MASERU — Sometimes results and score-lines can be misleading, failing to paint the full picture or even changing the reality of what happened.
But in whichever way it transpired, Likuena’s 5-0 humbling at the hands of Malaysia’s under-23 sidelast Friday has confirmed that Lesotho have hit rock bottom — the knock-out blow after a brief, promising stagger.
Like a boxer who was bravely wobbling on after a barrage of punches, showing signs of a comeback, Likuena have abruptly been knocked cold in the worst possible fashion.
For any Likuena supporter this past weekend has been a nightmare, filled with the realisation that, in a World Cup year, Lesotho cannot even claim to be worthy training opponents, let alone competitors.
Of course Lesotho have not at any point over the past decade been superpowers; nonetheless a 5-0 loss is a sign of super weakness and cannot be swept under the rug.
To put things into context, the rout in Malaysia is only worse than four other defeats suffered by Lesotho — a 7-0 loss to Zaire (DRC) in 1993, a 6-0 reverse against Gambia in 2002 and 6-1 losses to Zambia (1972) and Mozambique (1980).
But even more depressingly, just like the boxer who was caught with his hands down, this blow could have been prevented.
After a shocking 2008 where Likuena won just once, 2009 had been much better. The second of what was designed to be a four-year tenure under Serbian coach Zavisa Milosavljevic had shown promise.
Despite not winning any of their five games this year, Likuena had only lost once — four of the five matches were away from home.
Likuena had by all accounts played well with positive reports emanating from their one-all draws in Swaziland (twice) and Zimbabwe. Each time Lesotho took the lead but conceded late equalisers.
But suddenly, a week before the trip to Malaysia and only a month before the COSAFA Senior Challenge Cup, Milosavljevic was fired. Granted, the Serbian had won only two of the 17 games he was in charge.
But then again it is important to remember Lesotho are no powerhouse, neither in African football nor at COSAFA level.
Swaziland have five players playing in South Africa’s Premier League, Botswana has three. Mozambique have five, while Malawi are one of 20 African countries competing in the final round of the 2010 World Cup qualifiers.

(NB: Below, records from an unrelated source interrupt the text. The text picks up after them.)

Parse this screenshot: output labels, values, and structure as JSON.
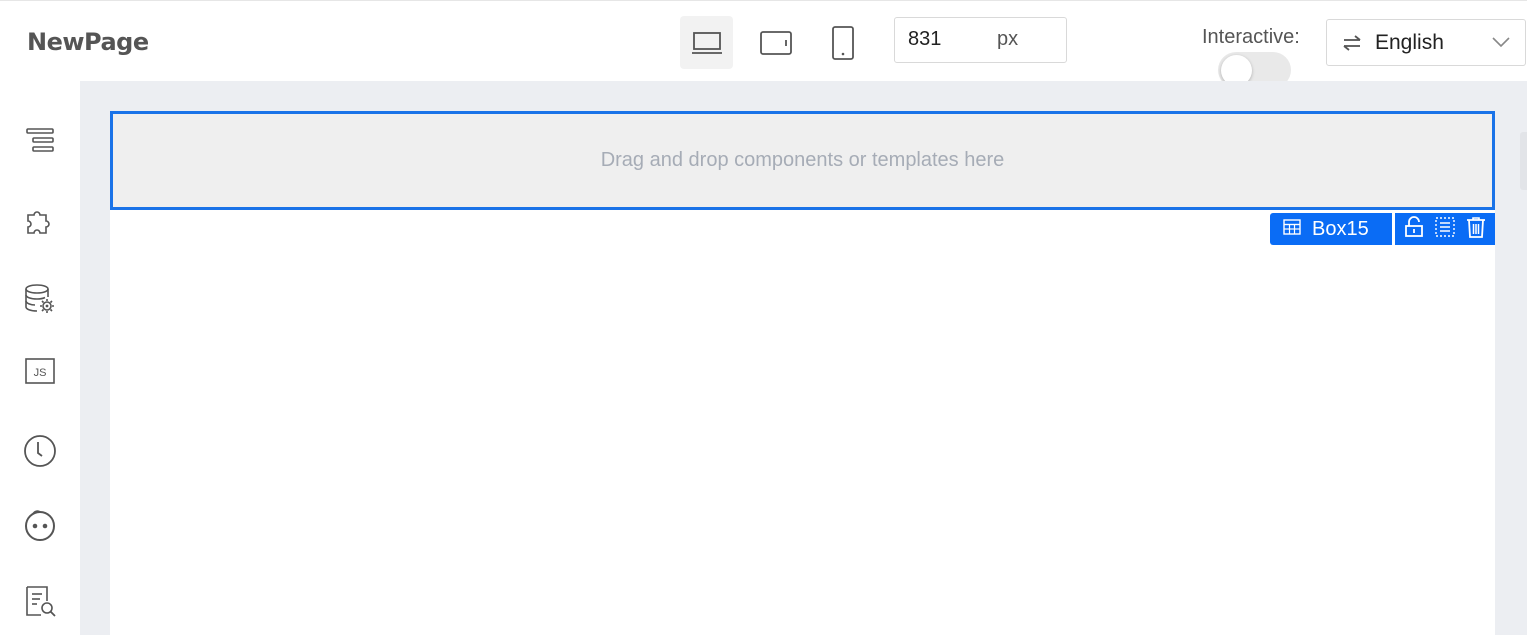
{
  "header": {
    "title": "NewPage",
    "device_modes": [
      {
        "name": "desktop",
        "icon": "laptop-icon",
        "active": true
      },
      {
        "name": "tablet",
        "icon": "tablet-icon",
        "active": false
      },
      {
        "name": "mobile",
        "icon": "phone-icon",
        "active": false
      }
    ],
    "canvas_width": {
      "value": "831",
      "unit": "px"
    },
    "interactive": {
      "label": "Interactive:",
      "enabled": false
    },
    "language": {
      "icon": "swap-icon",
      "value": "English"
    }
  },
  "sidebar": {
    "items": [
      {
        "name": "outline",
        "icon": "outline-icon"
      },
      {
        "name": "components",
        "icon": "puzzle-icon"
      },
      {
        "name": "data-source",
        "icon": "database-settings-icon"
      },
      {
        "name": "javascript",
        "icon": "js-icon"
      },
      {
        "name": "history",
        "icon": "clock-icon"
      },
      {
        "name": "ai-assistant",
        "icon": "robot-face-icon"
      },
      {
        "name": "search-code",
        "icon": "document-search-icon"
      }
    ]
  },
  "canvas": {
    "drop_placeholder": "Drag and drop components or templates here",
    "selected": {
      "label": "Box15",
      "icon": "table-icon",
      "tools": [
        "lock-icon",
        "select-parent-icon",
        "delete-icon"
      ]
    }
  },
  "colors": {
    "accent": "#1a73e8",
    "tag_blue": "#0a6cf5",
    "canvas_bg": "#eceef2",
    "icon_gray": "#555555"
  }
}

Angola, South Africa, Zambia and Zimbabwe, meanwhile are — whether people like it or not — miles ahead. Indeed Lesotho’s Premier League remains the only fully-fledged amateur top-flight league in the COSAFA region.
Expecting victories is as reckless as it is unintelligent.
Nevertheless the unceremonious dumping of coaches has continued. German Antoine Hey was fired in 2006 after only two years in charge before Motheo Mohapi was ousted in a similarly unceremonious fashion the following year.
Clearly the sacking of coaches has not helped the national side — any team needs time to be built.
In the meantime, Lesotho continue to fail to attract international games because of their performances — Likuena have lost 16 of their last 30 outings — and have a lowly world ranking.
In March Malawi declined to play Likuena after their coach Kinnah Phiri deemed Lesotho to be too poor an opposition.
And now comes a 5-0 loss to Malaysia’s Under-23s.
To blame Leslie Notši for the beating would be harsh; he was thrown into the deep end given just a week to prepare the team. He too had expressed surprise at the sacking of Milosavljevic when the team was in the process of rebuilding.
Notši’s job now will be to re-assemble his battered charges for the COSAFA Challenge to be held in a month’s time in Zimbabwe. Whether he will be given friendly games by his masters at LEFA remains to be seen, probably not.
But those aren’t the only questions circling the team like vultures around a carcass.
Will Lesotho go past the first round of next month’s COSAFA Challenge? Will Notši or any Likuena coach ever be given unwavering support? Will Lesotho stop being the laughing stock of world football?
It would be wonderful if Likuena came back from Zimbabwe as kings of COSAFA, but that sadly is highly unlikely. At this point in time there seems to be no light at the end of this very long, miserable tunnel.